-
Komponen payroll adalah seluruh unsur yang digunakan untuk menghitung gaji karyawan, mulai dari gaji pokok, tunjangan, potongan, pajak, hingga iuran wajib.
-
Komponen payroll umumnya terdiri dari gaji kotor, berbagai tunjangan, potongan dan iuran (PPh 21 serta BPJS), hingga menghasilkan gaji bersih yang diterima karyawan.
- Untuk membantu pengelolaan payroll yang lebih efektif dan efisien, perusahaan dapat mempertimbangkan layanan outsourcing penggajian dari Mekari Talenta.
Akurasi payroll menjadi salah satu fondasi penting dalam menjaga kepatuhan perusahaan sekaligus meningkatkan kepercayaan karyawan.
Seiring bertambahnya jumlah karyawan, struktur kompensasi, serta kompleksitas regulasi ketenagakerjaan dan perpajakan, proses penggajian yang dilakukan secara manual semakin rentan terhadap kesalahan administrasi maupun perhitungan.
Kondisi tersebut tidak hanya berdampak pada efisiensi kerja HR, tetapi juga dapat memicu keluhan karyawan hingga risiko ketidakpatuhan terhadap regulasi.
Artikel ini akan membahas komponen payroll yang wajib dipahami HR, mulai dari gaji, tunjangan, potongan, hingga praktik terbaik dalam mengelola proses penggajian secara lebih efektif dan efisien.
Komponen Penting Penggajian untuk Proses Payroll yang Lebih Efektif Dan Efisien
Untuk itu, simak penjelasan di bawah ini, agar komponen gaji yang Anda berikan tidak salah.
1. Gaji Kotor
Dapat dipahami sebagai jumlah keseluruhan gaji yang diberikan perusahaan pada karyawan.
Gaji kotor sendiri merupakan jumlah total dari gaji pokok ditambah dengan berbagai uang tunjangan yang diberikan pada karyawan.
Nantinya, jumlah ini tidak seluruhnya dapat dinikmati karyawan melainkan akan dipotong beberapa variabel lain seperti iuran pajak penghasilan, serta potongan pinjaman atau investasi tertentu.
Baca Juga : Ragam Komponen Gaji Tidak Tetap Karyawan di Indonesia
2. Komponen Payroll Tunjangan
Komponen tunjangan dapat berbeda pada setiap perusahaan karena menyesuaikan kebijakan internal, jabatan, maupun kebutuhan operasional.
Berikut beberapa jenis tunjangan yang umum diberikan di Indonesia.
Tunjangan Harian
Diberikan untuk membantu kebutuhan operasional karyawan sehari-hari, seperti uang makan atau transportasi.
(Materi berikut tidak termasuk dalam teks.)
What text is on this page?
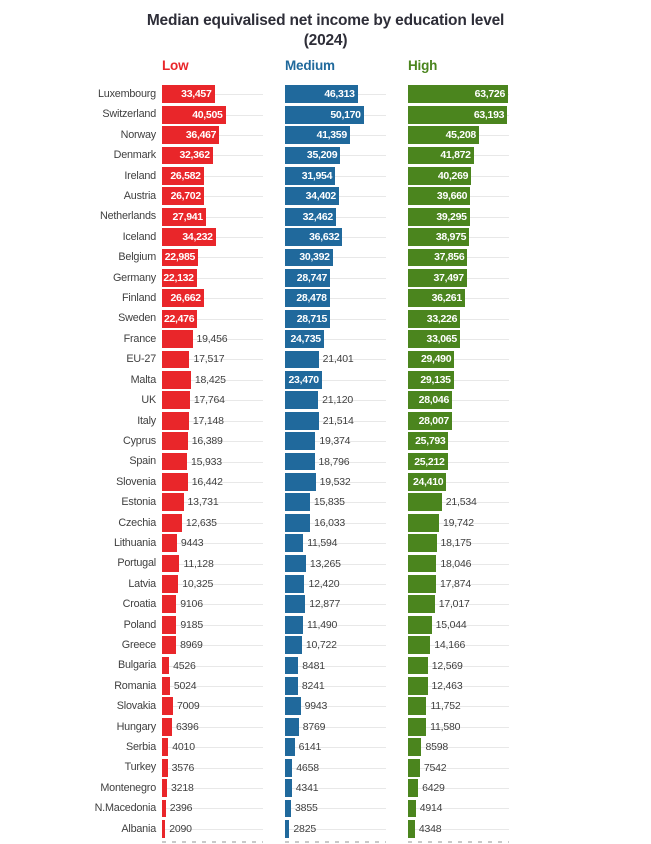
Median equivalised net income by education level
(2024)
Low	Medium	High
Luxembourg	33,457	46,313	63,726
Switzerland	40,505	50,170	63,193
Norway	36,467	41,359	45,208
Denmark	32,362	35,209	41,872
Ireland	26,582	31,954	40,269
Austria	26,702	34,402	39,660
Netherlands	27,941	32,462	39,295
Iceland	34,232	36,632	38,975
Belgium 22,985	30,392	37,856
Germany 22,132	28,747	37,497
Finland	26,662	28,478	36,261
Sweden 22,476	28,715	33,226
France	19,456	24,735	33,065
EU-27	17,517	21,401	29,490
Malta	18,425	23,470	29,135
UK	17,764	21,120	28,046
Italy	17,148	21,514	28,007
Cyprus	16,389	19,374	25,793
Spain	15,933	18,796	25,212
Slovenia	16,442	19,532	24,410
Estonia	13,731	15,835	21,534
Czechia	12,635	16,033	19,742
Lithuania	9443	11,594	18,175
Portugal	11,128	13,265	18,046
Latvia	10,325	12,420	17,874
Croatia	9106	12,877	17,017
Poland	9185	11,490	15,044
Greece	8969	10,722	14,166
Bulgaria	4526	8481	12,569
Romania	5024	8241	12,463
Slovakia	7009	9943	11,752
Hungary	6396	8769	11,580
Serbia	4010	6141	8598
Turkey	3576	4658	7542
Montenegro	3218	4341	6429
N.Macedonia	2396	3855	4914
Albania	2090	2825	4348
Umumnya hanya diberikan pada hari karyawan masuk bekerja.
Tunjangan Pakaian
Diberikan kepada karyawan yang diwajibkan mengenakan seragam atau dress code tertentu. Tunjangan dapat berupa uang, kain, maupun pakaian jadi.
Tunjangan Kemahalan atau Daerah Tertinggal
Diberikan kepada karyawan yang ditempatkan di wilayah dengan biaya hidup tinggi, daerah terpencil, atau perbatasan sehingga membutuhkan kompensasi tambahan.
Tunjangan Jabatan
Diberikan kepada karyawan yang menduduki posisi tertentu sebagai kompensasi atas tanggung jawab, kompleksitas pekerjaan, atau kewenangan yang lebih besar.
Baca juga: Payroll Compliance 2026: Panduan Lengkap yang Wajib Diketahui HR
Tunjangan Keahlian
Diberikan kepada karyawan yang memiliki kompetensi atau sertifikasi khusus yang mendukung pekerjaan dan tidak dimiliki oleh seluruh karyawan.
Tunjangan Keluarga
Diberikan kepada karyawan yang telah menikah atau memiliki tanggungan keluarga sebagai bentuk dukungan terhadap tambahan kebutuhan hidup.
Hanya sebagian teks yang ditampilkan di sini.